Enquanto escrevo essa coluna, dia quatorze de setembro de dois mil e dezesseis, estamos a quatro dias de se completar quarenta e seis anos da morte de Jimi Hendrix. Faz tempo. Sua idade à época? Vinte e sete anos, próximo de fazer vinte e oito. Em Agosto, mais ou menos um mês antes, falecera Janis Joplin. Idade: vinte e oito anos incompletos. Em Março do ano seguinte, baixou à sepultura Jim Morrison. Quantos anos tinha? Vinte e oito anos incompletos.
Poderia citar Brian Jones, falecido em 1969, com a mesma idade. Algumas décadas depois Kurt Cobain, Amy Winehouse, por exemplo, mesmos fins trágicos e mesmo tempo de vida?
Coincidência? Como cético diria sim. Porém, há algo além.
Parece existir um “tempo de validade” para todos aqueles que ousam, que se recusam a uma vida medíocre, para os quais, o tempo – seu tempo – é precioso demais para ser desperdiçado com convenções, cautela e receios. É o “jogo de dados” como diria Mallarmé. Lançam-se os dados para um futuro aberto, sem ressentimentos ou rancores. “Vai-se para a rua e bebe-se a tempestade”, nos lembra Chico Buarque de Holanda.
Vidas autenticas que se recusam à mesmice e obviedades reinantes entre os bossais.
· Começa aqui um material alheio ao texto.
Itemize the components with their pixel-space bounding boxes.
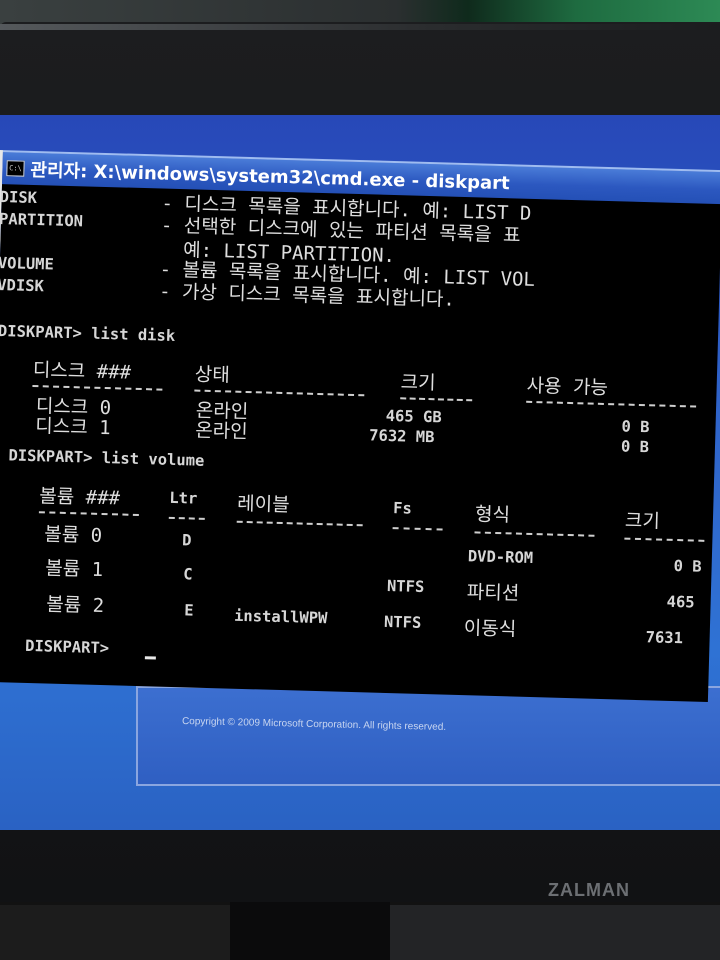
table-cell: D [181, 531, 192, 550]
table-cell: 0 B [620, 437, 650, 457]
table-cell: 0 B [673, 556, 702, 576]
header-separator [624, 537, 705, 542]
table-header: 상태 [194, 363, 231, 387]
table-cell: 0 B [621, 417, 650, 437]
command-line: DISKPART> list volume [8, 446, 205, 470]
table-cell: 볼륨 1 [45, 557, 104, 582]
table-cell: E [183, 601, 194, 620]
table-cell: 파티션 [466, 581, 520, 605]
table-cell: installWPW [233, 606, 328, 628]
table-header: 볼륨 ### [39, 485, 121, 510]
table-header: 형식 [474, 503, 511, 527]
console-output[interactable]: DISK - 디스크 목록을 표시합니다. 예: LIST D PARTITIO… [0, 184, 720, 702]
command-line: DISKPART> list disk [0, 322, 176, 345]
table-header: 크기 [400, 371, 436, 395]
bezel-highlight [0, 24, 720, 30]
help-command: PARTITION [0, 210, 84, 231]
header-separator [400, 397, 473, 402]
table-cell: 465 [666, 592, 695, 612]
brand-logo: ZALMAN [548, 880, 630, 900]
table-cell: 볼륨 2 [46, 593, 105, 618]
table-header: Ltr [169, 488, 198, 508]
header-separator [32, 384, 163, 391]
monitor-stand [230, 902, 390, 960]
background-floor [0, 905, 230, 960]
table-cell: 온라인 [194, 419, 248, 444]
header-separator [168, 516, 205, 520]
table-cell: 7631 [645, 628, 684, 648]
table-cell: 이동식 [463, 617, 517, 641]
header-separator [474, 531, 595, 537]
table-cell: 7632 MB [368, 426, 435, 447]
table-cell: 디스크 1 [34, 415, 111, 440]
table-cell: NTFS [383, 612, 422, 632]
command-prompt[interactable]: DISKPART> [25, 637, 119, 658]
table-cell: NTFS [386, 576, 425, 597]
table-header: 크기 [624, 509, 661, 533]
text-cursor [144, 656, 156, 660]
help-command: VOLUME [0, 253, 55, 274]
header-separator [392, 527, 443, 531]
header-separator [38, 511, 139, 517]
cmd-window[interactable]: C:\ 관리자: X:\windows\system32\cmd.exe - d… [0, 150, 720, 702]
table-header: 레이블 [236, 492, 290, 517]
help-command: VDISK [0, 275, 45, 296]
header-separator [236, 520, 363, 527]
table-header: Fs [392, 499, 413, 518]
table-header: 사용 가능 [526, 374, 609, 400]
cmd-app-icon[interactable]: C:\ [6, 160, 25, 177]
table-cell: C [182, 565, 193, 584]
help-command: DISK [0, 188, 38, 208]
table-cell: 465 GB [385, 406, 442, 427]
header-separator [526, 400, 697, 408]
background-floor [390, 905, 720, 960]
table-cell: DVD-ROM [467, 547, 534, 568]
table-header: 디스크 ### [32, 359, 132, 384]
table-cell: 볼륨 0 [43, 523, 103, 547]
Morre-se de vodca, não de tédio.
O tempo de existência não é cronológico, porém, pautado nas escolhas que lhe dá sentido, essência.
Jimi, Janis e Jim escolheram suas existências, seus projetos. Recusaram o comum, o banal. “Desafinaram o coro dos contentes”.
Entendo, assim devem ser nossas vidas, marcadas por aquilo que escolhemos que quisemos. Viver sem ressentimentos ou rancores, belamente ilustrados na obra “Assim Falava Zaratustra” de Nietzsche, cuja obra martelou esses propósitos diminutivos.
Eis a vida, eis o homem, eis o tédio. O tempo-tédio nos mata. Não por opção, pela falta dela.
Medíocres de todo o mundo: ainda há chance. Revejam a vida e seus pseudo-valores. Leiam. Pensem. Enfrentem, corajosamente, suas limitações. Não responsabilizem aos outros. Vejam suas falhas, erros e faltas.
Uma longa, chata, plana vida, sem surpresas do acaso, sem a aposta do lance de dados, é muito pior do que uma vida curta e plena.